There were utility trucks everywhere in this ridiculously gated, camera-laden Beware of Dog section of town, and the situation was dodgy for an unassuming dog the color of fallen leaves to be loose in the middle of the road. So we took him in and off we went to the town hall, where the town clerk and his son did their best to match him up with the dogs on record there. No luck.

I told the town clerk I would take him home, and I gave him my number in case anybody in their right mind should come along looking for this beautiful, gentle animal. Then we took him to my aunt, who knows everything about dogs. She could not place him.  She and my uncle are willing to give him a home because they could see he is a nice dog. 

If this dog has shared the road with you and you can tell me why he was all alone in the middle of one today, I'll bring him to you. I know what it is like to lose a dog by way of a silly mistake. He is warm and safe and well fed and stealing my heart as I type, so if he's yours, please call the town clerk of Roxbury ASAP before I stop being an honest woman and keep him for my own.

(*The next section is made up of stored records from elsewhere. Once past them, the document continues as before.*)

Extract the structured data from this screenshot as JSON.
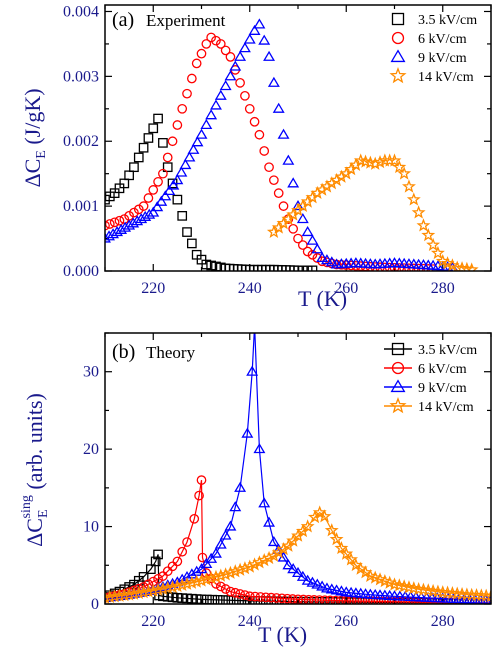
{
  "colors": {
    "axis": "#000000",
    "tick_label": "#1a1a8c",
    "axis_label": "#1a1a8c",
    "s_3_5": "#000000",
    "s_6": "#ff0000",
    "s_9": "#0000ff",
    "s_14": "#ff8c00"
  },
  "chart_data": [
    {
      "type": "scatter",
      "panel_label": "(a)",
      "title": "Experiment",
      "xlabel": "T (K)",
      "ylabel": "ΔC_E (J/gK)",
      "ylabel_main": "ΔC",
      "ylabel_sub": "E",
      "ylabel_rest": " (J/gK)",
      "xlim": [
        210,
        290
      ],
      "ylim": [
        0,
        0.0041
      ],
      "xticks": [
        220,
        240,
        260,
        280
      ],
      "xtick_labels": [
        "220",
        "240",
        "260",
        "280"
      ],
      "yticks": [
        0,
        0.001,
        0.002,
        0.003,
        0.004
      ],
      "ytick_labels": [
        "0.000",
        "0.001",
        "0.002",
        "0.003",
        "0.004"
      ],
      "grid": false,
      "legend_position": "top-right",
      "series": [
        {
          "name": "3.5 kV/cm",
          "marker": "square",
          "color": "#000000",
          "x": [
            210,
            212,
            214,
            216,
            218,
            220,
            221,
            223,
            225,
            227,
            229,
            231,
            235,
            240,
            245,
            250,
            253
          ],
          "y": [
            0.0011,
            0.0012,
            0.00135,
            0.0016,
            0.0019,
            0.0022,
            0.00235,
            0.0016,
            0.0011,
            0.0006,
            0.00025,
            0.0001,
            4e-05,
            2e-05,
            2e-05,
            1e-05,
            1e-05
          ]
        },
        {
          "name": "6 kV/cm",
          "marker": "circle",
          "color": "#ff0000",
          "x": [
            210,
            214,
            218,
            222,
            226,
            229,
            231,
            232,
            234,
            236,
            238,
            240,
            242,
            244,
            246,
            248,
            250,
            252,
            255,
            258,
            262,
            266,
            270,
            274,
            278
          ],
          "y": [
            0.0007,
            0.0008,
            0.001,
            0.0015,
            0.0025,
            0.0032,
            0.0035,
            0.0036,
            0.0035,
            0.0033,
            0.0029,
            0.0025,
            0.0021,
            0.0016,
            0.0012,
            0.0008,
            0.0005,
            0.0003,
            0.00015,
            0.0001,
            8e-05,
            6e-05,
            5e-05,
            4e-05,
            3e-05
          ]
        },
        {
          "name": "9 kV/cm",
          "marker": "triangle",
          "color": "#0000ff",
          "x": [
            210,
            215,
            220,
            225,
            230,
            234,
            238,
            241,
            242,
            244,
            246,
            248,
            250,
            252,
            255,
            258,
            262,
            266,
            270,
            274,
            278,
            282
          ],
          "y": [
            0.0005,
            0.0007,
            0.0009,
            0.0014,
            0.0021,
            0.0027,
            0.0033,
            0.0037,
            0.0038,
            0.0033,
            0.0025,
            0.0017,
            0.001,
            0.0006,
            0.0002,
            0.0001,
            0.00012,
            0.0001,
            0.00012,
            0.0001,
            8e-05,
            5e-05
          ]
        },
        {
          "name": "14 kV/cm",
          "marker": "star",
          "color": "#ff8c00",
          "x": [
            245,
            248,
            251,
            254,
            257,
            260,
            263,
            266,
            268,
            270,
            272,
            274,
            276,
            278,
            280,
            283,
            286
          ],
          "y": [
            0.0006,
            0.0008,
            0.001,
            0.0012,
            0.00135,
            0.0015,
            0.0017,
            0.00165,
            0.0017,
            0.0017,
            0.0015,
            0.0011,
            0.0007,
            0.0004,
            0.00015,
            5e-05,
            2e-05
          ]
        }
      ]
    },
    {
      "type": "line",
      "panel_label": "(b)",
      "title": "Theory",
      "xlabel": "T (K)",
      "ylabel": "ΔC_E^sing (arb. units)",
      "ylabel_main": "ΔC",
      "ylabel_sub": "E",
      "ylabel_sup": "sing",
      "ylabel_rest": " (arb. units)",
      "xlim": [
        210,
        290
      ],
      "ylim": [
        0,
        35
      ],
      "xticks": [
        220,
        240,
        260,
        280
      ],
      "xtick_labels": [
        "220",
        "240",
        "260",
        "280"
      ],
      "yticks": [
        0,
        10,
        20,
        30
      ],
      "ytick_labels": [
        "0",
        "10",
        "20",
        "30"
      ],
      "grid": false,
      "legend_position": "top-right",
      "series": [
        {
          "name": "3.5 kV/cm",
          "marker": "square",
          "color": "#000000",
          "x": [
            210,
            213,
            216,
            218,
            219.5,
            220.5,
            221,
            221.2,
            222,
            225,
            230,
            240,
            250,
            260,
            270,
            280,
            290
          ],
          "y": [
            0.9,
            1.6,
            2.5,
            3.5,
            4.5,
            5.5,
            6.4,
            1.1,
            1.0,
            0.8,
            0.6,
            0.4,
            0.3,
            0.25,
            0.2,
            0.15,
            0.1
          ]
        },
        {
          "name": "6 kV/cm",
          "marker": "circle",
          "color": "#ff0000",
          "x": [
            210,
            214,
            218,
            222,
            225,
            227,
            228.5,
            229.5,
            230,
            230.2,
            231,
            233,
            236,
            240,
            250,
            260,
            270,
            280,
            290
          ],
          "y": [
            0.8,
            1.3,
            2.2,
            3.6,
            5.5,
            8.0,
            11.0,
            14.0,
            16.0,
            6.0,
            4.0,
            2.6,
            1.6,
            1.0,
            0.6,
            0.4,
            0.3,
            0.2,
            0.15
          ]
        },
        {
          "name": "9 kV/cm",
          "marker": "triangle",
          "color": "#0000ff",
          "x": [
            210,
            215,
            220,
            225,
            230,
            233,
            236,
            238,
            239.5,
            240.5,
            241,
            242,
            243,
            245,
            248,
            252,
            256,
            260,
            265,
            270,
            280,
            290
          ],
          "y": [
            0.8,
            1.2,
            1.8,
            2.8,
            4.5,
            6.5,
            10.0,
            15.0,
            22.0,
            30.0,
            36.0,
            20.0,
            13.0,
            8.0,
            5.0,
            3.0,
            2.0,
            1.5,
            1.2,
            1.0,
            0.7,
            0.5
          ]
        },
        {
          "name": "14 kV/cm",
          "marker": "star",
          "color": "#ff8c00",
          "x": [
            210,
            215,
            220,
            225,
            230,
            235,
            240,
            245,
            248,
            250,
            252,
            253.5,
            254.5,
            255.5,
            257,
            259,
            262,
            265,
            270,
            275,
            280,
            285,
            290
          ],
          "y": [
            0.8,
            1.2,
            1.7,
            2.3,
            3.0,
            3.8,
            4.8,
            6.2,
            7.5,
            8.8,
            10.0,
            11.2,
            11.8,
            11.3,
            9.5,
            7.2,
            5.0,
            3.6,
            2.5,
            1.9,
            1.5,
            1.2,
            1.0
          ]
        }
      ]
    }
  ]
}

He is a love, and he should be at home.



From Drop Box


Update (November 4, 2011, 1:30 p.m.)  The sweet dog we had been calling Floyd for the day he was in our lives was previously named Seamus and is back with the two-leggeds who previously named him.  The reunion comes thanks to the help of the "animal control" folks in New Milford and a dear friend whom I had emailed with the scoop and who made some phone calls for me.  The reunion also happened thanks to the cell phones that made communication possible in a state that is still largely in the dark thanks to the ineptitude of Connecticut Light and Power.  Della and I returned Seamus with heavy hearts to a man who brought neither a collar nor a leash to keep him safe.  I gave him one of my (long departed) dog's collars.  

I asked the man how long the dog had been loose.  He said he saw he was gone when he got home at 3 p.m. the day before.  He said the dog uses a Doggy Door but had never before tested the boundaries.  He had not been wearing a collar because, heck, the invisible fence wasn't working and it wouldn't keep him in anyway (ahem, even if it could still hold a dog tag).  The man was stunned because, he said, Velcro Vizslas don't wander; they stay with their people.


So, where were their people?  I had to wonder if this pup had been ditched in the house while the humans sought heat and light elsewhere.  During his day with us, we had called Seamus by the name of Floyd, and he was good with that.  He was also good with the multiple cans of Alpo we fed him.  I joked that this dog was slumming it by eating Alpo.  Not funny:  "He was slumming it; he's never eaten dog food in his life."

If we find Seamus in the road again, he will return to his new life as Floyd.